Hola chicas, vengo a contaros algo que me está pasando últimamente ya que tengo hartas a mis amigas con este tema.
Tengo 33 años y estoy bastante confundida conmigo misma.
Siempre he tenido clarísimo el tipo de hombre que me gustaba. Muy de ciudad, muy sociables, pendientes de su imagen, de salir, de viajar, de hacer planes… y ahora no dejo de pensar en un chico de 29 años que tiene colmenas, gallinas, algunas cabras y que sueña con poder dedicarse algún día por completo a la apicultura.
Lo peor es que creo que me estoy enamorando de verdad.
Creo que parte del problema es que yo tenía una imagen súper concreta de este tipo de chicos. En mi cabeza eran los típicos hombres de pueblo más mayores, descuidados, siempre vestidos regular y ya. Pero él no es así para nada.
Sí, trabaja en el campo y pasa muchísimo tiempo con animales y colmenas, pero luego quedamos y se arregla, no en plan exagerado ni postureo, simplemente se pone un polo, unos vaqueros, unas zapatillas limpias y ya está. Súper sencillo. Pero tiene algo, y encima huele increíble. Esto parece una tontería, pero de verdad que me sorprendió porque yo tenía la idea totalmente contraria en la cabeza.
Además tiene muchísimo sentido del humor y está todo el día vacilándome.

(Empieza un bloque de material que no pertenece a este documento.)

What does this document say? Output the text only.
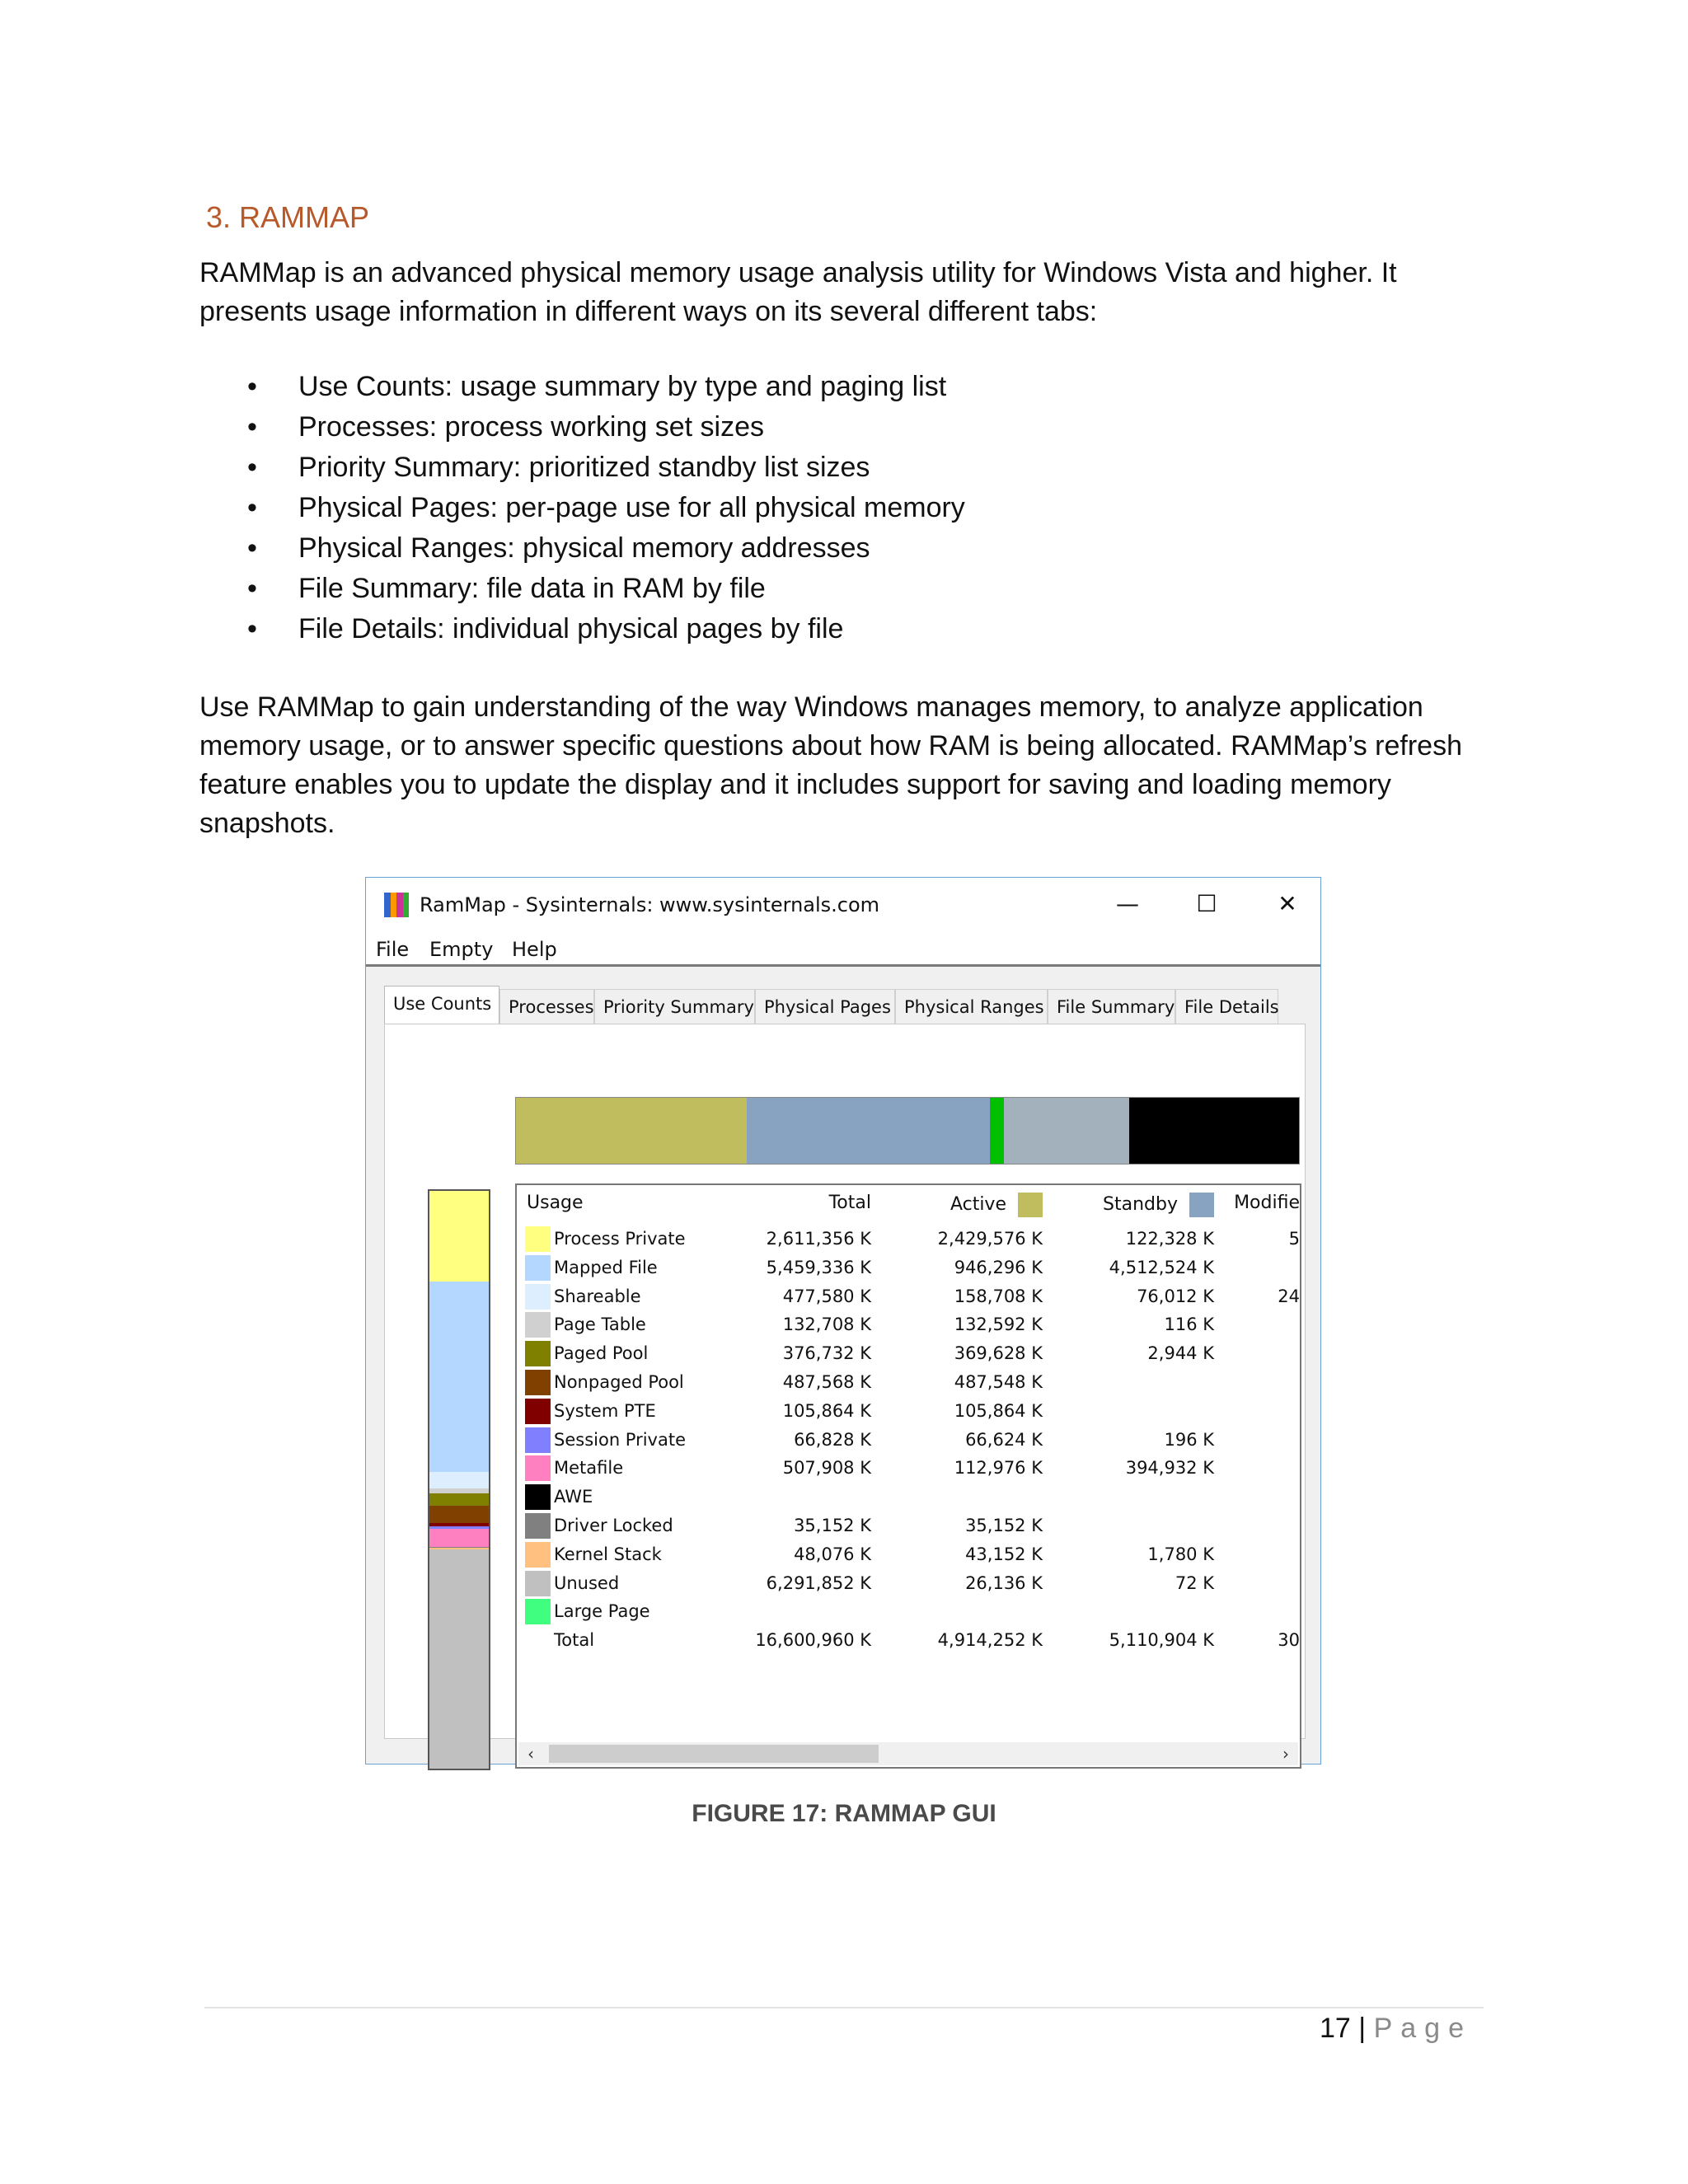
3. RAMMAP

RAMMap is an advanced physical memory usage analysis utility for Windows Vista and higher. It presents usage information in different ways on its several different tabs:

• Use Counts: usage summary by type and paging list
• Processes: process working set sizes
• Priority Summary: prioritized standby list sizes
• Physical Pages: per-page use for all physical memory
• Physical Ranges: physical memory addresses
• File Summary: file data in RAM by file
• File Details: individual physical pages by file

Use RAMMap to gain understanding of the way Windows manages memory, to analyze application memory usage, or to answer specific questions about how RAM is being allocated. RAMMap’s refresh feature enables you to update the display and it includes support for saving and loading memory snapshots.

RamMap - Sysinternals: www.sysinternals.com	— ☐	✕
File Empty Help
Use Counts Processes Priority Summary Physical Pages Physical Ranges File Summary File Details
Usage	Total	Active	Standby	Modifie
Process Private	2,611,356 K	2,429,576 K	122,328 K	5
Mapped File	5,459,336 K	946,296 K	4,512,524 K
Shareable	477,580 K	158,708 K	76,012 K	24
Page Table	132,708 K	132,592 K	116 K
Paged Pool	376,732 K	369,628 K	2,944 K
Nonpaged Pool	487,568 K	487,548 K
System PTE	105,864 K	105,864 K
Session Private	66,828 K	66,624 K	196 K
Metafile	507,908 K	112,976 K	394,932 K
AWE
Driver Locked	35,152 K	35,152 K
Kernel Stack	48,076 K	43,152 K	1,780 K
Unused	6,291,852 K	26,136 K	72 K
Large Page
Total	16,600,960 K	4,914,252 K	5,110,904 K	30
‹	›
FIGURE 17: RAMMAP GUI
17 | Page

El otro día me dijo completamente serio algo tipo
cuando seas apicultora profesional te dejo llevar el tractor.
Y yo pensando que hablaba de un tractor enorme… pues no, tiene un tractorcito pequeño para mover cosas y desde entonces no para de bromear con que me va a enseñar a conducirlo, me manda fotos subido en él como si fuese un cochazo y luego pone cosas tipo:
Poca broma con la máquina.
Y lo peor es que me hace muchísima gracia, no se me hace reír muchísimo.
Pero creo que lo que más me está atrapando de él no es ni lo guapo que es ni lo diferente que es a los demás, sino lo feliz que parece con su vida, tiene una energía súper positiva, de verdad.
Se levanta temprano, hace mil cosas en un día y aun así siempre tiene buen humor.
Y no, no es el típico que vive del campo sin hacer nada más, de hecho tiene otro trabajo porque sabe que todavía no puede vivir solo de las colmenas y quiere sacar dinero mientras poco a poco consigue lo que realmente quiere. Y sinceramente creo que eso me gusta todavía más. Porque se nota que tiene los pies en la tierra y que está luchando por algo suyo de verdad.
Me encanta escucharlo hablar de sus planes. De cómo quiere crecer poco a poco, de ideas que tiene para el futuro, de cosas que quiere mejorar, habla con una ilusión que hoy en día cuesta muchísimo encontrar.
Y a parte es muy detallista, tiene pequeños detalles que me desarman completamente. Si nota que estoy cansada me lo pregunta de verdad, se acuerda de cosas pequeñas que digo. Me manda vídeos absurdos para hacerme reír , de el en el campo obvio o audios desde el campo mientras trabaja y yo termino sonriendo como una idiota.
Creo que lo que más me desconcierta es la paz que transmite.
Con otras personas siempre sentía ansiedad o la sensación de tener que impresionar. Con él no. Con él siento tranquilidad.
Y jamás pensé que acabaría así por alguien que me habla de abejas, floraciones y tractores pequeños.
Pero aquí estoy, no sé si me acabare metiendo la hostia en algún momento , pero ahora mismo estoy cada vez más embobada con el.